Filistinlilerin özgürlük ve bağımsızlık mücadelesi her zamankinden daha hayati bir yerde duruyor. Dünyanın dört bir yanındaki sosyalistlerin Filistin halkıyla dayanışması en önemli köşe taşlarından biri.

Filistin’de gençler mücadeleden vazgeçmiyor

Yusuf Tuna KOÇ

Filistin Kurtuluş Örgütü, FHKC ile birlikte 68 döneminde dünya devrim hareketinin öncü, örnek mücadelelerini veriyordu. İsrail devletinin saldırılarına karşı dünyada emperyalizmle mücadelenin ön saflarında olan hareket, emperyalizmin ithali islamcı iktidara rağmen bugün de hala o topraklarda geleneğini sürdürüyor.

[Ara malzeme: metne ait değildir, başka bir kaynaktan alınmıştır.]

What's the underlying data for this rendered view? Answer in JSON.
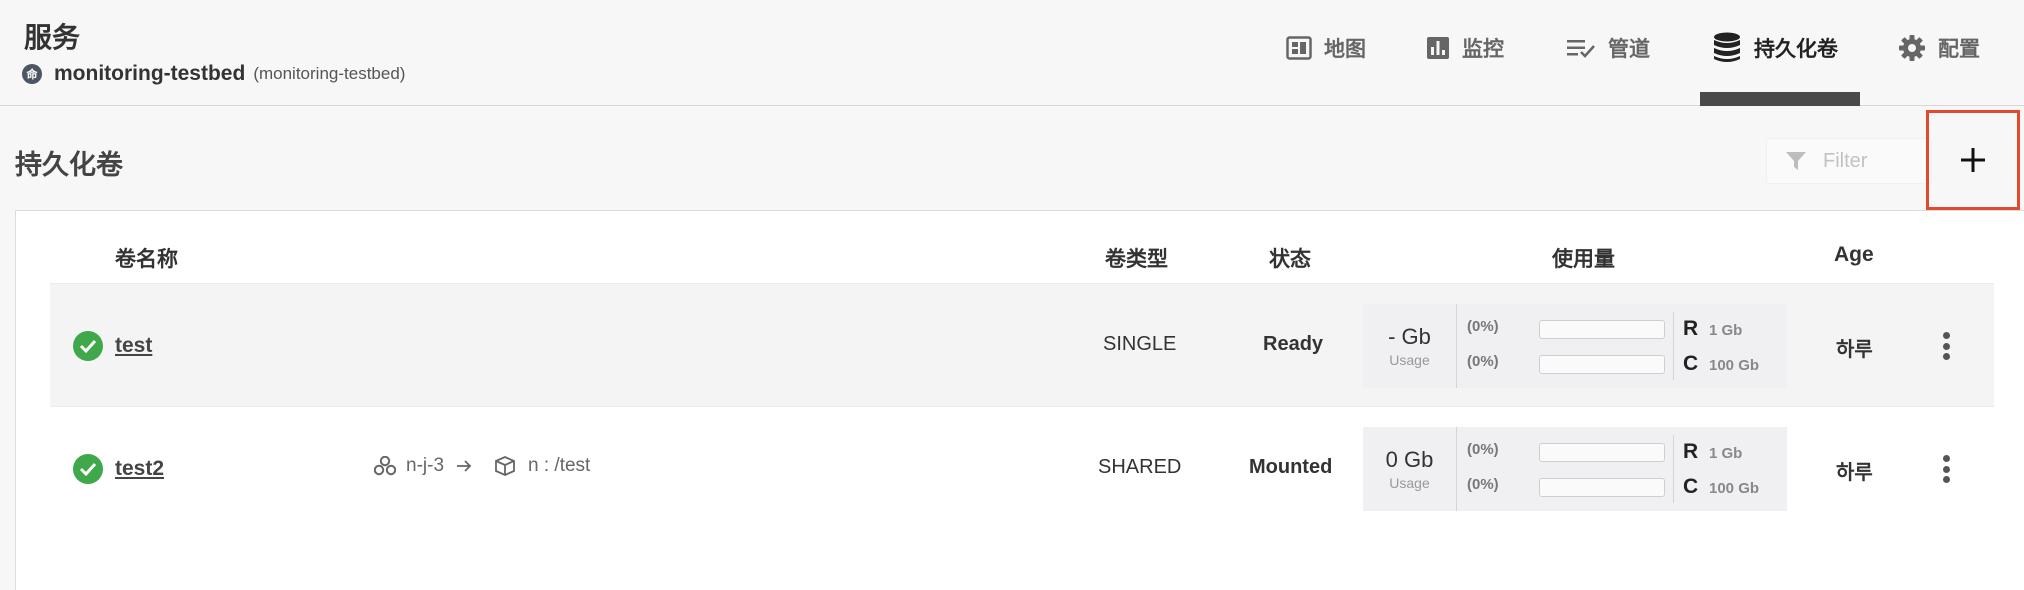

Bugün İsrail’e karşı özgürlük ve bağımsızlık mücadelesi, her zamankinden daha hayati bir noktada. Filistin Kurtuluş Örgütü’ne bağlı, Filistin Demokratik Gençlik Birliği temsilcisi Jihad Soliman ile İsrail’in Filistin’e yönelik saldırılarını ve bölgede emperyalizmin durumunu konuştuk.

Saldırıların boyutunu ve arkasındaki motivasyonu sormak istiyorum öncelikle. Bu zorla yerinden etmeler ile İsrail devletinin amaçladığı tam olarak nedir? Bir sonraki adım sizce ne olacak?

İsrail’in saldırıları 30 gün önce işgal altındaki Doğu Kudüs bölgesindeki Şeyh Cerrah mahallesinde başladı. Saldırıların amacı sözde ABD’nin yüzyılın anlaşmasını ve Siyonist ilhak projesini tahkim etmek için, yaklaşık 500 Filistinli aileyi yerinden etme, yeniden yerleştirme bölgesi yaratmak.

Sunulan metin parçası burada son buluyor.